The sample in data-out/chicago_contracts_vendors_sample_20k.csv was produced using:

uv run python src/civic_data_identity_us_il/make_chicago_identity_sample.py --overwrite

The script:

  1. Loads the raw CSV snapshot.
  2. Selects the vendor-name column and related fields.
  3. Deduplicates, cleans, and slices a reproducible subset of 20,000 rows.
  4. Writes both:
  5. the derived sample
  6. a PROV-style manifest documenting inputs, outputs, timestamp, and generator

Both index.json and manifest.json are generated automatically.

All transformations are deterministic.


Provenance & Reproducibility

This dataset provides two layers of provenance, aligned with CEP's CEE model:

1. Manifest Provenance (data-out/manifest.json)

Describes:

  • exact raw input file(s)
  • checksum-stable paths
  • software and script used
  • generation timestamp
  • license and citation of the upstream data source

2. PROV-YAML (provenance/chicago_contracts.prov.yaml)

Describes:

  • Entity → Activity → Agent
  • how the sample file was produced
  • claims suitable for embedding in CEP record envelopes

Citation

If you use this dataset in research, testing, documentation, or software:

City of Chicago. "Contracts Dataset." Accessed via
https://data.cityofchicago.org/Administration-Finance/Contracts/rsxa-ify5.

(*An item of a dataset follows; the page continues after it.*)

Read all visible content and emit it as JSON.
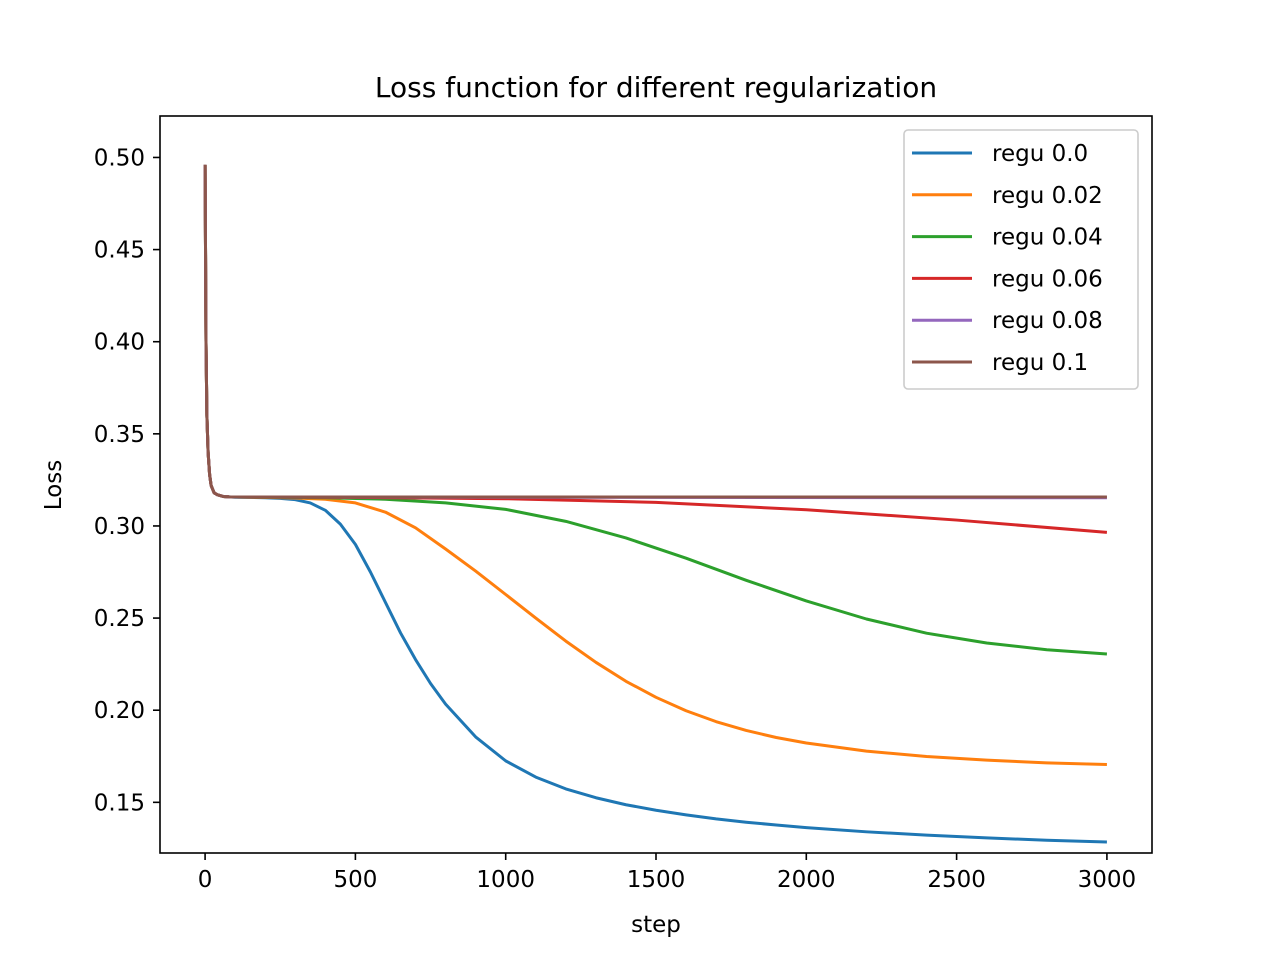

Civic Interconnect. "Illinois Identity Dataset (Chicago Contracts)." v0.1.0.
https://github.com/civic-interconnect/civic-data-identity-us-il.

A machine-readable citation is also embedded in:

  • CITATION.cff
  • data-out/index.json

Status and Versioning

This repository follows:

  • Semantic Versioning for published dataset package versions
  • Keep a Changelog conventions
  • setuptools_scm for automated tagging

Relationship to Civic Interconnect

This dataset is not part of CEP itself.
It is a companion dataset supporting:

  • SNFEI design validation
  • Adapter testing
  • Text normalization tuning
  • Reference examples for CEP documentation
  • Realistic cross-domain identity experiments

Contributing

Contributions welcome, including:

  • additional identity benchmarks
  • domain-specific normalization tests
  • enhancements to the sampling script
  • improved provenance annotations

Please open issues or PRs on GitHub.


License: Upstream Data

The raw Chicago Contracts dataset is released by the City of Chicago under the Chicago Open Data Portal Terms of Use, which functionally place the data in the public domain.

Source: https://data.cityofchicago.org/Administration-Finance/Contracts/rsxa-ify5


License: This Repository

All code, scripts, derived datasets, and documentation in this repository (civic-data-identity-us-il) are released under the MIT License.

This allows:

  • reuse in academic, civic-technology, and commercial settings
  • embedding into the broader Civic Interconnect ecosystem
  • distribution through PyPI or other registries

The MIT license used here is intentionally compatible with:

  • Apache-2.0 (the license for Civic Interconnect core repositories), and
  • other permissive licenses commonly used for data-oriented packages.

Nothing in this repository overrides the upstream public-domain data rights. Generated artifacts combine MIT-licensed code with public data and are therefore MIT-licensed.